Nationwide, more than a quarter million homeowner associations govern upwards of 60 million people. Alexander Lee, a champion of the “right-to-dry” movement, estimates that “more than half of them (HOAs) restrict or ban the clothesline.”
A “right-to-dry” movement has sprung up and won laws in six states––Florida, Colorado, Hawaii, Maine, Maryland, and Vermont—to render bans on clotheslines void and unenforceable. In another 13 states, solar access laws already on the books appear to protect solar drying.
Clotheslines appear to fit under the umbrella of states’ solar rights because systems for hang-drying rely on the sun’s radiation to evaporate water in wet laundry. Clotheslines rely on solar energy, so their use is protected where laws provide blanket allowances for use of solar.
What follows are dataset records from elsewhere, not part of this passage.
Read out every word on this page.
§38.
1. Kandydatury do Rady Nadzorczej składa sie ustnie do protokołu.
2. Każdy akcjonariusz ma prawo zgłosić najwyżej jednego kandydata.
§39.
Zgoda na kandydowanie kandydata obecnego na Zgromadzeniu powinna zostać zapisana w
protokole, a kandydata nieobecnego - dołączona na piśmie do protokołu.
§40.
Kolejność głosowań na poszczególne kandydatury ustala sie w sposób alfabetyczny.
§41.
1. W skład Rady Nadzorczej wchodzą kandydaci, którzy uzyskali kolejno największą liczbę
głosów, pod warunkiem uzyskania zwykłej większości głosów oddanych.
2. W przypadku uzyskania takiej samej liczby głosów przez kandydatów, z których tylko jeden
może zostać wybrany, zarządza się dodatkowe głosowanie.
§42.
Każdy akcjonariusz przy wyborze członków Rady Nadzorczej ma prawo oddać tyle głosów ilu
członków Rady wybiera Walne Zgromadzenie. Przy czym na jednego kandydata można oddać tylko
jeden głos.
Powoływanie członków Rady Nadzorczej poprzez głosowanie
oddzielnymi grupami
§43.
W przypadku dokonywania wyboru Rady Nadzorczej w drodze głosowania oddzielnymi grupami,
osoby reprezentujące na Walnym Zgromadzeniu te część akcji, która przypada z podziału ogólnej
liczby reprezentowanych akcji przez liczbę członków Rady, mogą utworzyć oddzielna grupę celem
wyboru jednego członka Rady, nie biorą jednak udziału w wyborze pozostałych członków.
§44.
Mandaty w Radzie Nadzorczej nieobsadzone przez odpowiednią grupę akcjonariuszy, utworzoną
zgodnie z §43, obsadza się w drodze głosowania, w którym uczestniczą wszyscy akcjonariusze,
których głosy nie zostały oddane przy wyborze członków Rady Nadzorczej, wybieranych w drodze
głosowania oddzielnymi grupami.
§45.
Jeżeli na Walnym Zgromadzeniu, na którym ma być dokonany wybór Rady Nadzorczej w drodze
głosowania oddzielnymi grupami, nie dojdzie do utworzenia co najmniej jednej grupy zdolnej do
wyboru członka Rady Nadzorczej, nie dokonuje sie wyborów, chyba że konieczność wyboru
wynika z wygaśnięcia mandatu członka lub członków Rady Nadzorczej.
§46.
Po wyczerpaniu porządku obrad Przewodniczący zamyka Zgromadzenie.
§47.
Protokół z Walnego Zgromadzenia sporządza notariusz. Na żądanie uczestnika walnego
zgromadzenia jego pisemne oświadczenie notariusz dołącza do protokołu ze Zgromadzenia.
Solar access laws in Arizona, California, Illinois, Indiana, Louisiana, Massachusetts, Nevada, New Mexico, North Carolina, Oregon, Texas, Virginia, and Wisconsin all delineate a homeowner’s right to install a “solar energy system,” “solar energy device,” “solar collector,” “system for obtaining solar energy” or “solar energy collection device.” The legal terminology varies, but the letter and spirit of these laws has one overarching message: homeowners may utilize the power of the sun
Yet in all of these 19 states, illegal bans persist in community rulebooks, such as HOA Covenants, Conditions, and Restrictions (CC&Rs), and a number that likely runs into the millions of residents do not know they already have a right to dry. Solar access laws, many of them from the 1970s, and obscure amendments to state property law may not be well known.
Do you know your state law? Does your community have a policy on clotheslines?